The man did not speak. He seemed to have fallen into a reverie. Cordelia stirred restlessly in her seat.
"Did you say you would help me?" she asked at last, timidly.
"Help you?" The man seemed to have forgotten what she had been speaking of.
"Help me to find them, you know—those people I'm looking for."
"Why, of course," laughed the man, easily. "Who are—" He stopped abruptly. For the second time an odd expression crossed his face. "Are they—Sunbridge people?" he asked, stooping to pick up a dried leaf from the gallery floor.
"Yes, Mr.
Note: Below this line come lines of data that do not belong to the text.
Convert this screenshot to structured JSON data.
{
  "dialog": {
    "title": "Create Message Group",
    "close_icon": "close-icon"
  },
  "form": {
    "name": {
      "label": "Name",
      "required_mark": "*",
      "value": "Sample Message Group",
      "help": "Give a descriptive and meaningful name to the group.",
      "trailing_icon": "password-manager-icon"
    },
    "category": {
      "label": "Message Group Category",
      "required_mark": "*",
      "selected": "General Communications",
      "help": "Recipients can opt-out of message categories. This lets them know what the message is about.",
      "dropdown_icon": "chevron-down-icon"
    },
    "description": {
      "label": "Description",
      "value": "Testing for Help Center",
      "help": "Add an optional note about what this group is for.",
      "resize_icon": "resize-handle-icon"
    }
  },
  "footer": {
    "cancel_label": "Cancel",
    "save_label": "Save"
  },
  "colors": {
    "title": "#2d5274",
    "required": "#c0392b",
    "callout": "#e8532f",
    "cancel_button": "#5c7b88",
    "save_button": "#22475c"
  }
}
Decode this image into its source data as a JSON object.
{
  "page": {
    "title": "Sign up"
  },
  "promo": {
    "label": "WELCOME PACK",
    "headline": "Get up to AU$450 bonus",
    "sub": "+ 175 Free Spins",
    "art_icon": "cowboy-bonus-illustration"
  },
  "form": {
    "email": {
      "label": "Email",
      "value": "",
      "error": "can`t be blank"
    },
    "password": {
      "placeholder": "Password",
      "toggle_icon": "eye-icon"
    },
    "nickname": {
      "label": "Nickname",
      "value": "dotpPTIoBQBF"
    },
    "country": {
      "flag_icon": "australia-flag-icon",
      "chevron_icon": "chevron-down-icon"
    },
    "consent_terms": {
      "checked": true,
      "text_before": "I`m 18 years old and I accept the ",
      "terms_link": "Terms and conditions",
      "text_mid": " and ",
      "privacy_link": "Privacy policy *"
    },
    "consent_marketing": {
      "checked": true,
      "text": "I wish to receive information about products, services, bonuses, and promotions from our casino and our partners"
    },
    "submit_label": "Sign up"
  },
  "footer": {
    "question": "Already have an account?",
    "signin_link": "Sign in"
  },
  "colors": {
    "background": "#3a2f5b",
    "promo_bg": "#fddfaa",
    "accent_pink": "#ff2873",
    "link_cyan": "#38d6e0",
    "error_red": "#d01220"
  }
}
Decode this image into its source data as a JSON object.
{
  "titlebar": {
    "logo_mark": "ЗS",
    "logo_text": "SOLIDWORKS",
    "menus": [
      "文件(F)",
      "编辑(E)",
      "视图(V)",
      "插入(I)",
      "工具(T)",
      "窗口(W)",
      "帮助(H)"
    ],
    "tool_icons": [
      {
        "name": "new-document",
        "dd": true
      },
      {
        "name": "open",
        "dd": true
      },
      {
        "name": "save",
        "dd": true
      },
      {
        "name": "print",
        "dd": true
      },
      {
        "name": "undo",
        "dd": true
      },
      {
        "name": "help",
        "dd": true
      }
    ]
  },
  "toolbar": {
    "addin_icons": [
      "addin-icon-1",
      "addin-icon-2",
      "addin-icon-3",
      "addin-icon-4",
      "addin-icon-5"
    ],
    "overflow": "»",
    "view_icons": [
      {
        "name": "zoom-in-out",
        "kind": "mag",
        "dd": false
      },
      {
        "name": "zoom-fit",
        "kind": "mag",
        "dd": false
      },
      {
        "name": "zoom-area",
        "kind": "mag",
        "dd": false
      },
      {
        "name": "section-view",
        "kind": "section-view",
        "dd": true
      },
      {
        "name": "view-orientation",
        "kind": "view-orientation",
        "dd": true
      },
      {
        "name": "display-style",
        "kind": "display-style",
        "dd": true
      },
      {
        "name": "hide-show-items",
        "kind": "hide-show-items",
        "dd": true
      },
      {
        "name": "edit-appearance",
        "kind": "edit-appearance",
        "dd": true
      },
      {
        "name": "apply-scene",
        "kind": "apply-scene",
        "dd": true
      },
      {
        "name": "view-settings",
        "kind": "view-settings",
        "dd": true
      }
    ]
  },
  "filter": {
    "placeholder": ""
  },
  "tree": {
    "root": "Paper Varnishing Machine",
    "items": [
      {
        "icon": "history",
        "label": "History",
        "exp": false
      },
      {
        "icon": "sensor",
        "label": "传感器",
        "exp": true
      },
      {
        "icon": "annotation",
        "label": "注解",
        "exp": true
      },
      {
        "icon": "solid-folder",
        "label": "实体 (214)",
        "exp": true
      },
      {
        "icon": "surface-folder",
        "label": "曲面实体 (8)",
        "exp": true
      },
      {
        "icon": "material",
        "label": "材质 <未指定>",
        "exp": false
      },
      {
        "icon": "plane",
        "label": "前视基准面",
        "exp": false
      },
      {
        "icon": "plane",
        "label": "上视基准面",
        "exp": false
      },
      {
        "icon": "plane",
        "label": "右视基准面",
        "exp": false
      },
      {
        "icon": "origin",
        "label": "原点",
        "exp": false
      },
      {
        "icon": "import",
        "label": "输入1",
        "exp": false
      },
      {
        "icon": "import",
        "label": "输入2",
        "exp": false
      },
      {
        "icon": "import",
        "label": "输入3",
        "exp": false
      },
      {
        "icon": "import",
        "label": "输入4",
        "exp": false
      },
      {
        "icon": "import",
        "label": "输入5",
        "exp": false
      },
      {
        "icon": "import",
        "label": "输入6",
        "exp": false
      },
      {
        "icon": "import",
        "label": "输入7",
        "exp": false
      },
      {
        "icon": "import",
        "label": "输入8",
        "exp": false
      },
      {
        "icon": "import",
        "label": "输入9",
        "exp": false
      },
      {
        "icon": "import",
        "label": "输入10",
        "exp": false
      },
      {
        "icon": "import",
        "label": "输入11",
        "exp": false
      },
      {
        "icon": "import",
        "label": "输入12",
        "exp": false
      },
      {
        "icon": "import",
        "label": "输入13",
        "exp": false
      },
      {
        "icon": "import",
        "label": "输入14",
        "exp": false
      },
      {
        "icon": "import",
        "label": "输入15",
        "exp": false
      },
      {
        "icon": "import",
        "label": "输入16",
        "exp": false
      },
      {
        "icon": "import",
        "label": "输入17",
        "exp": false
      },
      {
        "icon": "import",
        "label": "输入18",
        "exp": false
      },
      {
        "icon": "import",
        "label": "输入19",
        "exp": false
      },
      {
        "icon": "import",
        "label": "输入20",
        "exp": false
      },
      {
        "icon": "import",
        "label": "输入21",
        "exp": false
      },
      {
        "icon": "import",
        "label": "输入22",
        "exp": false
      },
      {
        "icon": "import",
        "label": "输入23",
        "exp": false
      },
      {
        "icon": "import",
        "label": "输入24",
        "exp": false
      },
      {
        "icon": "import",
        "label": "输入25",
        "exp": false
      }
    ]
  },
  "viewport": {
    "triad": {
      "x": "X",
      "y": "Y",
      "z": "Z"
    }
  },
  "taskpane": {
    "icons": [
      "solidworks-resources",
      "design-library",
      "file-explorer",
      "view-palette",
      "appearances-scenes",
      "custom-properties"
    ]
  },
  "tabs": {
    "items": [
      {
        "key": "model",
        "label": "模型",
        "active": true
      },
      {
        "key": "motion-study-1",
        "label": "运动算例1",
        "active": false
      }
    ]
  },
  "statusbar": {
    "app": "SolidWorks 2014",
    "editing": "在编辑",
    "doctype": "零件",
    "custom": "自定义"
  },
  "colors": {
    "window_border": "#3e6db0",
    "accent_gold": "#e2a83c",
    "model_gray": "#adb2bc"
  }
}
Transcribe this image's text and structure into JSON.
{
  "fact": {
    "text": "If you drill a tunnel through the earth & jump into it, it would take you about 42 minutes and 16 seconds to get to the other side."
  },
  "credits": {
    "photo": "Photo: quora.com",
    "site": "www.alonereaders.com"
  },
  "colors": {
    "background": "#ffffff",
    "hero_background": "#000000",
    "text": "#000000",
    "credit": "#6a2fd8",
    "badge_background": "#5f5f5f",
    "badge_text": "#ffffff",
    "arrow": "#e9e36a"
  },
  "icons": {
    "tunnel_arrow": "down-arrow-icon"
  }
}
Edwards. There are four of them—three men and one woman. They are John Sanborn, Lester Goodwin, James Hunt, and Mrs. Lizzie Higgins. Maybe you know some of them. Do you?"
"Well, Miss Cordelia,"—the man stopped a minute, as he reached for a leaf still farther away—"is that quite to be expected?" he asked then, lightly.
"No, I suppose not," she sighed; "for, of course, Texas is big. But if you would please just put their names down on paper same as the others have, that would help a great deal."
"Why, certainly," agreed the man, reaching into his pocket and bringing out a little notebook not unlike the minister's. "Now suppose you—you give me those names again, Miss Cordelia."
"John Sanborn, Lester Goodwin, James Hunt, and Mrs. Lizzie Higgins. And I am Cordelia Wilson, you know. Just 'Sunbridge, New Hampshire,' would reach me—if you found any of them."